A few years ago, a member of the WTA told a journalist that if all of the tour's eating disorders were cured, the top 20 would change dramatically. Some players' eating disorders have been easy to discern--those players have suddenly become frighteningly thin, and then just as quickly, they have become obviously overweight, then very thin again. Others may have eating disorders that are not as obvious to onlookers.
Anxiety runs high among players in terms of performance, and that is to be expected in sport. Players who choke a lot are suffering with a form of anxiety, and this fear of performance outcome is more likely to be manifest in left-handed players, since left-handed people are more prone to being fearful than right-handed people. (Take a look at your favorite "head cases" and you'll see a pattern.)
None of this is talked about, of course, except for the occasional acknowledgment by a player that she is seeing a sports psychologist or "mental coach." Such professionals help players overcome the mental blocks that keep them from performing at their highest level. One player who has talked freely about receiving such help is Francesca Schiavone. The Italian star was in a number of finals that she didn't win, but after adjusting her mental approach, she went on to win tournaments, including the French Open.
Depression is another story, and one that is rarely discussed. Victoria Azarenka was open about the depression she felt when she couldn't play for a long time because of injury. Marion Bartoli went through something similar, as have many injured players. This is situational depression, and it is generally extinguished when a player is able to return to the sport. In fact, players often return with a renewed commitment to performing at their best level.
Sometimes situational depression among athletes can get very serious, as with skier Picabo Street, but it can generally be overcome.
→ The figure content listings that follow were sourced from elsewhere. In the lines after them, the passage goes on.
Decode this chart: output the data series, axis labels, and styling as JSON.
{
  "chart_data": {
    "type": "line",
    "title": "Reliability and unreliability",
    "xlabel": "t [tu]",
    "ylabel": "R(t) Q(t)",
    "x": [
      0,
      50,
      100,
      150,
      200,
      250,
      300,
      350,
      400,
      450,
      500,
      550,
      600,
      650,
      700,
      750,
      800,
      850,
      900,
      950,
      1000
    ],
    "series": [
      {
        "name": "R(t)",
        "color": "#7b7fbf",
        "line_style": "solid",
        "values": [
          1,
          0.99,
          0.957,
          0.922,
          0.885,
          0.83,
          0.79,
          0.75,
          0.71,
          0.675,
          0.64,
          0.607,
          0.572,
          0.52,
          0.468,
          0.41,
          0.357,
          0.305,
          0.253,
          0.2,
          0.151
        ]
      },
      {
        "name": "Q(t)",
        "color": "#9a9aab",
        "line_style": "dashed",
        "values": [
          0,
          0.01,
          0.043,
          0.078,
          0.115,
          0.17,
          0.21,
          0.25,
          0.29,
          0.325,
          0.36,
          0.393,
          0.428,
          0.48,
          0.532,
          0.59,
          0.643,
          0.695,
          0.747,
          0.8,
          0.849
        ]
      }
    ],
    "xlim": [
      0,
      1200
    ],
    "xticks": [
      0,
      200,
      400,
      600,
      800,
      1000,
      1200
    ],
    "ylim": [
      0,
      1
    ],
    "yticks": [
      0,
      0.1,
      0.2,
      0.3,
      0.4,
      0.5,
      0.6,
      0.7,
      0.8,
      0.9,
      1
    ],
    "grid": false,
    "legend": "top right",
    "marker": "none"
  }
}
You don't have to be a professional athlete, in fact, to understand how hopeless it can feel to suffer an injury and go through physical pain.
But what about more serious depression that isn't related to injury? We rarely hear this subject discussed in sport, yet common sense informs us that just as many athletes experience clinical depression (and there are several kinds of clinical depression) as individuals in the general population. We know about Jennifer Capriati's experience with depression, and not that long ago, the tour lost Rebecca Marino to depression.
As all fans know, a number of top WTA players have had abusive
parents. The only ones we hear about are the famous ones, but there are
more. There is no way that the daughter of an abusive parent (make that
"parents" because the other one is allowing the abuse to occur) cannot
suffer emotionally. Abuse (of all kinds) by parents is the main reason
people do suffer emotionally. And while these elite players have
shown great strength in "overcoming" the abuse, all that we as fans see
is their performance on the court.
An athlete who has been very candid about her depression is golfer Christina Kim, who--I can't help but think--has helped others by her candor. But surely she isn't the only member of the LPGA who has had to cope with clinical depression, just as Marino can't possibly be the only member of the WTA who has had to cope with it.
In the non-sports celebrity world, there is often a lot of talk about mental health issues, probably because celebrities feel their every move is exposed to the public, anyway. But the professional sports world is more closed, and the socially defined role of "athlete" is considered "stronger" than the role of "actor" or "musician." Quite possibly, there is perceived to be more shame among athletes if they acknowledge mental health issues. A few years ago, you'll recall, an ATP player became enraged when he heard that people thought he might have suffered from depression.
Professional tennis players are given nutritional advice, massage and physical training on a regular basis, but I can't help but wonder who is looking out for their mental health.